In the case of nutrition science, I would expect that there's a lot more statistical analysis than anything else. In this case, you need to understand statistics pretty well to understand how the conclusions will apply to any particular application of the theory. Often, a different use of statistics will lead to a different conclusions, and you have to choose---based on your knowledge of the statistics involved---which approach makes more sense.

Let's go back to your post about the sine wave of doom. There's no statistics in this guy's post, there's no research, there're no references, so there is no way to know that this guy knows what he's talking about (from this one post---knowledge of the author is a good way of evaluating whether you should start reading with a lenient or strict view of their work).

So, we go by anecdote. Does this sine wave happen to you? Does it happen to your friends?

Sorry, but anecdotes are not data, they're informal answers to leading questions. Anecdotes cannot be used as valid answers to scientific questions, which is why statistics is necessary.

I'm not saying this guy is wrong, just that without any other evidence, I'd consider his post in light of what it is, an opinion, not science. I'm not even sure he's trying to DO science or report on science, so don't take this as a criticism of this person or his posts, just as an example of non-science.

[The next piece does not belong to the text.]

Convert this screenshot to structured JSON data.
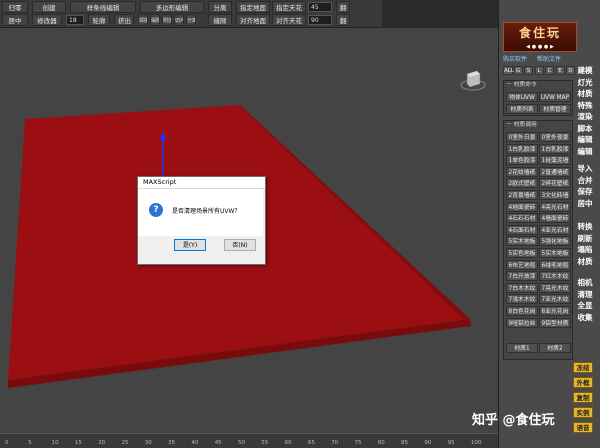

Anyway, anecdotes taken as data/evidence is what happens when you hear about Washington DC having the coldest winter on record, and how that must mean global climate change is a hoax. Not really. That's one anecdotal report with no context and no understanding of what long-term trend vs. short-term variability is all about.

Unknown said...

Hmm...I find it interesting that in the field of education one of the ways of documenting a child's progress lets say in math or reading is to make anecodotal records of the behavior you are observing on a regurlar basis. These notes do not stand alone but are used along with testing records to try and provide a more accurate picture of the child's progress etc. I can see how in science that it might just muddy the water.

I am Moses. said...

Hi, Debbie.

While a single anecdote is not at all useful in science, giving an example of continually observed behavior is another beast. If you observe (and record) certain advances in a child's reading or math ability, it can be useful to give examples to illustrate that. Especially useful, I would guess, would be a before-and-after comparison that is used to illustrate the advances you've observed (and recorded).